Terus terang, saya tidak pernah dapat memastikan apakah pertanyaan-pertanyaan itu asli. Kadang saya merasa pertanyaan-pertanyaan itu tidak datang dari orang-orang, melainkan datang dari diri saya sendiri. Sehingga saya pun tak dapat memastikan apakah jawaban saya asli. Karena tidak mungkin sesuatu yang asli lahir dari yang tak asli.

Namun lagi-lagi perasaan ini terasa asli. Walaupun kami hanya bertemu kala siang, atau kala pagi dan malam yang tak asli. Kalimat di bungkus kondom “ASLI, SERATUS PERSEN ANTI BOCOR” yang kami robek sebelum bercinta pun asli. Hangat kulitnya yang tak berjarak. Gerakan tubuhnya yang sebentar menarik sebentar menghentak. Bunyi ranjang berderak. Jantung keras berdetak. Suara yang semakin lama semakin serak, adalah asli. Membuat saya selalu merasa tak pernah cukup dan ingin mengulanginya kembali.

Saya tahu, saya akan bisa mengulanginya lagi. Tapi dengan satu konsekuensi. Harus mengerti statusnya sebagai laki-laki beristri. Bertemu kala siang, bukan kala pagi atau malam hari. Kala siang dengan durasi waktu yang amat sempit. Bukan kala pagi atau malam hari yang terasa amat panjang dalam penantian dan rindu yang mengimpit. Membuat saya kerap merasa terjepit. Antara lelah dan lelah. Antara pasrah dan pasrah. Saya terjebak dan berputar-putar pada dua pilihan yang sama. Saya jatuh cinta.
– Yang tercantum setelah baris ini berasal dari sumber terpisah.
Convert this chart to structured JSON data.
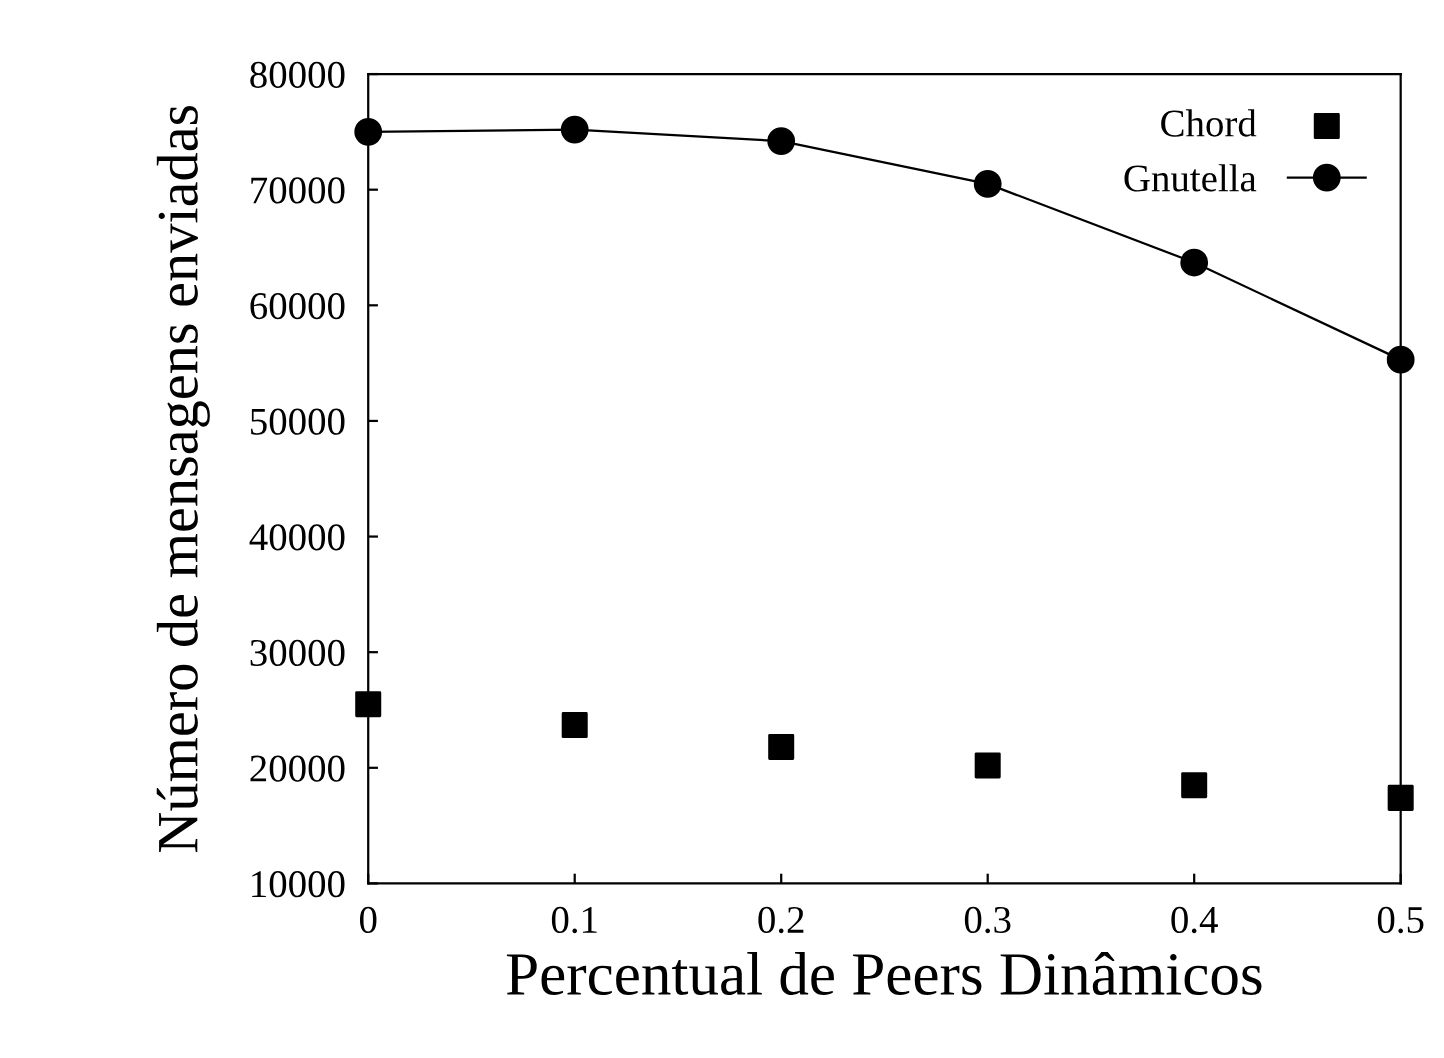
{
  "chart_data": {
    "type": "line",
    "xlabel": "Percentual de Peers Dinâmicos",
    "ylabel": "Número de mensagens enviadas",
    "x": [
      0,
      0.1,
      0.2,
      0.3,
      0.4,
      0.5
    ],
    "series": [
      {
        "name": "Chord",
        "type": "scatter",
        "color": "#000000",
        "marker": "square",
        "values": [
          25500,
          23700,
          21800,
          20200,
          18500,
          17400
        ]
      },
      {
        "name": "Gnutella",
        "color": "#000000",
        "marker": "circle",
        "values": [
          75000,
          75200,
          74200,
          70500,
          63700,
          55300
        ]
      }
    ],
    "xlim": [
      0,
      0.5
    ],
    "xticks": [
      0,
      0.1,
      0.2,
      0.3,
      0.4,
      0.5
    ],
    "ylim": [
      10000,
      80000
    ],
    "yticks": [
      10000,
      20000,
      30000,
      40000,
      50000,
      60000,
      70000,
      80000
    ],
    "grid": false,
    "legend": "top right"
  }
}
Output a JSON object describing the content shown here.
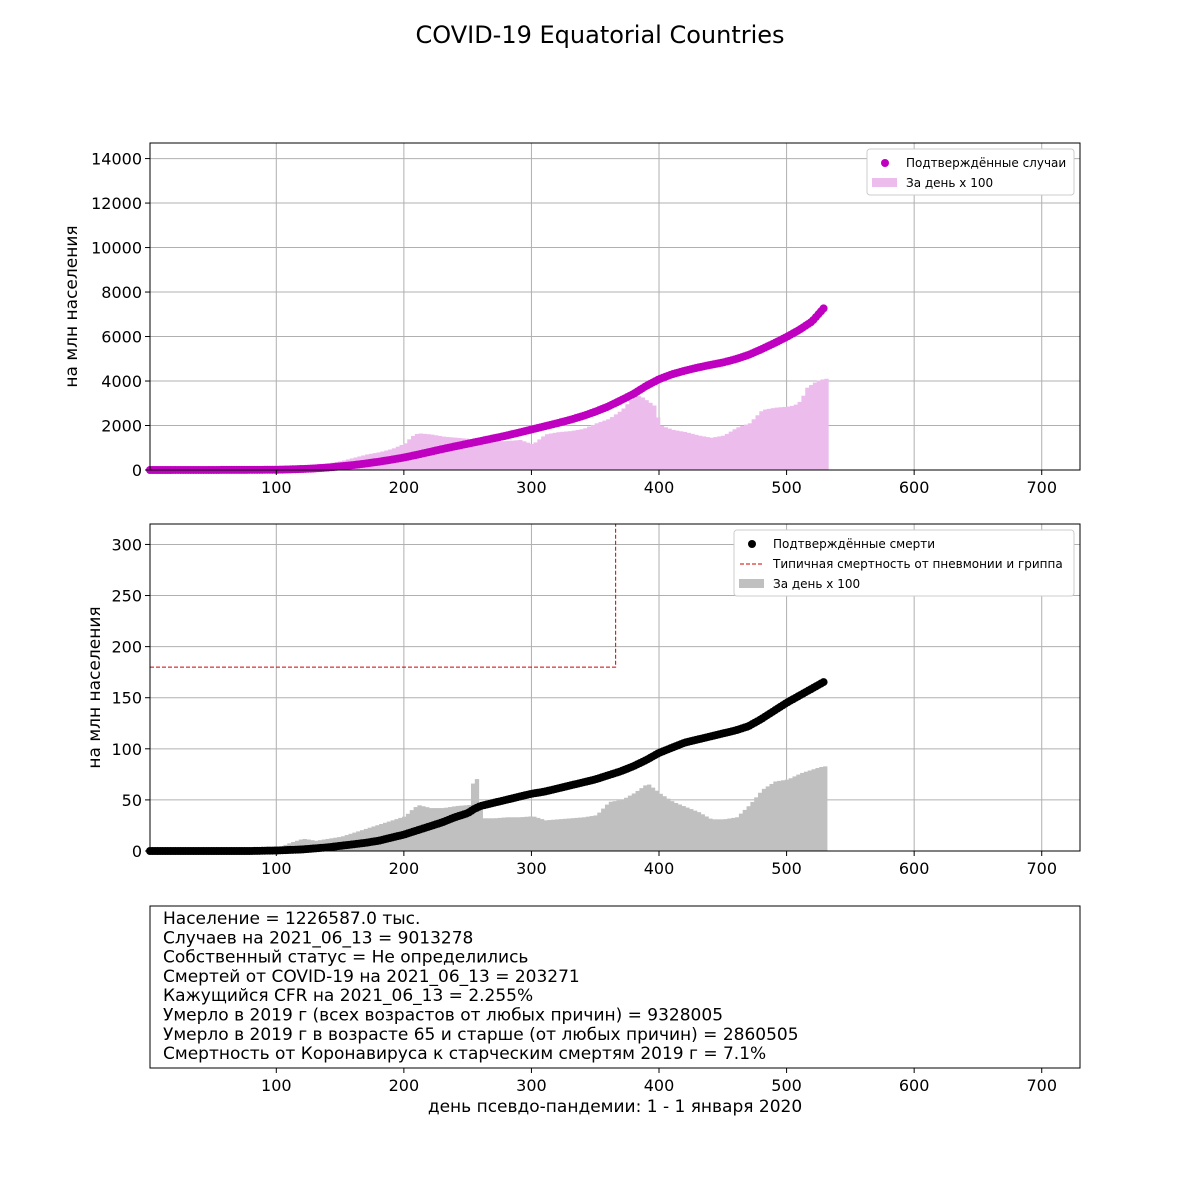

Andai saja saya bisa mendepak cinta dan menghadirkan logika, mungkin tak akan seperti ini saya tak berdaya. Mungkin suara-suara yang kerap menghantui dengan pertanyaan dan jawaban akan lain bunyinya. Mungkin malam akan membuat saya takut. Dan dengan tubuh lain ke dalam selimut saya akan beringsut. Juga tak akan ada siang di mana saya meradang dan menggelepar atas tubuh yang menyentuh di atas seprai kusut lantas terhenti oleh dering panggilan ponsel yang membuat satu-satunya fungsi pada tubuhnya yang mempersatukan tubuh kami jadi menciut.

Mungkin?

Mungkin satu saat nanti ia akan mengalami gerhana mata seperti saya. Dan kami bisa tinggal dalam satu dunia yang sama. Tak bertemu hanya kala siang. Tak menunggu kala pagi dan malam. Tak ada pertanyaan mengapa hanya bertemu kala siang. Bukan kala pagi atau malam. Tak ada jawaban karena cinta membutakan saya. Diganti dengan jawaban, karena cinta telah membutakan kami berdua.

Mungkin?

Enam tahun sudah waktu bergulir. Sejak kemarin, di jari manis kanan saya telah melingkar cincin dengan namanya terukir. Dalam kegelapan malam kedua mata ini menumpahkan air. Di atas pembaringan tanpa suami yang tetap tak akan hadir.